A Simple Will is a will that does not include trust language or other provisions that are designed to minimize federal or state estate taxes that might be assessed against a larger estate upon death or address income tax matters. While a Simple Will is sufficient for many people, others have minor children or estates significant in size that warrant more complicated estate planning measures and so we work with clients to include trusts in their estate plan as appropriate. For example, parents may wish to distribute inheritances to their children over a period of time so the child does not inherit a large sum at once. A trust can be set up to distribute sums at certain ages or upon achieving specific goals such as a college education. While trusts are a greater cost initially, they may more effectively preserve assets, address taxes and distribute your wealth upon death. Generally, with a Trust your property will not go through the probate process when you die and this allows for privacy for matters of your estate without court intervention.
Probating an estate can be avoided or reduced by creating and funding a living trust, establishing transfer on death accounts, and re-titling certain property to transfer on death to another person. These items can be accomplished with a complete estate plan after a review of your assets and liabilities. However, probate is not always something to be avoided and specific circumstances may warrant the probate of an estate as a preferred alternative.
The act of probating an estate when one dies involves admitting a will to the probate court in the county where the deceased person, known as the “Decedent,” resided when they died. Pursuant to state law, the court has the authority to oversee the distribution of wealth pursuant to the Decedent’s Will. The law requires that a certain procedure be followed, that notice be provided to heirs at law as well as those persons named in the Will, and that timelines be followed.
Thomas Law Group advises and assists clients with preparing and entering into Prenuptial Agreements, also referred to as Antenuptial Agreements. We recommend that anyone contemplating marriage at least consider the benefits of a Prenuptial Agreement.
A Prenuptial Agreement not only addresses the possibility of the marriage ending in divorce, but can also help plan for how finances will be handled during the marriage. The distribution of property and assets upon the death of one of the spouses in a marriage can also be addressed in a Prenuptial Agreement.
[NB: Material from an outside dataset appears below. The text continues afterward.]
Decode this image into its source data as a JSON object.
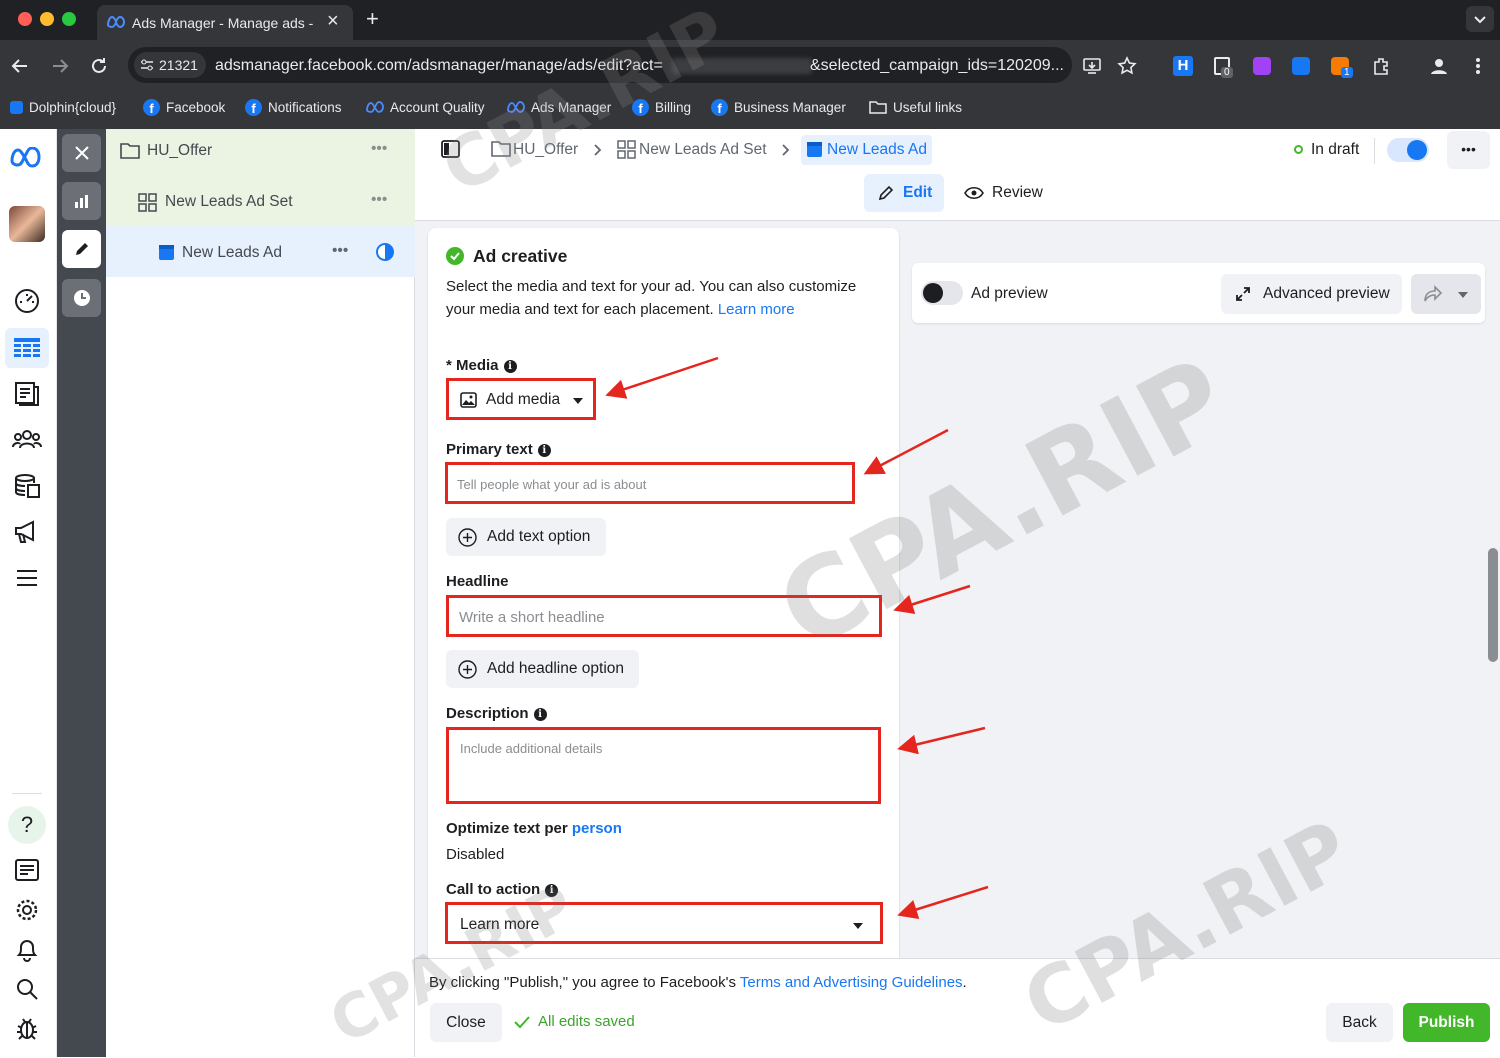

In this sense, a Prenuptial Agreement is more of an estate planning tool and is immensely helpful in providing clarity upon the death of a spouse. This is especially true when the parties contemplating marriage have been married before, have children from a prior marriage or relationship, or are getting married later in life.
A Prenuptial Agreement will allow both spouses in the marriage to provide for their children, family members, etc. that are not of the current marriage. Prenuptial Agreements are also useful tools for anyone getting married who may own a business, brings substantial assets into the marriage, has inherited wealth (or the anticipation of inheriting wealth), or when there is a large disparity of income between the two future spouses.
In Ohio, a Prenuptial Agreement must be entered into prior to the marriage date, as Ohio does not provide for post-nuptial agreements. We suggest that any person considering a Prenuptial Agreement do so well in advance of the wedding date, and that both parties obtain their own legal counsel.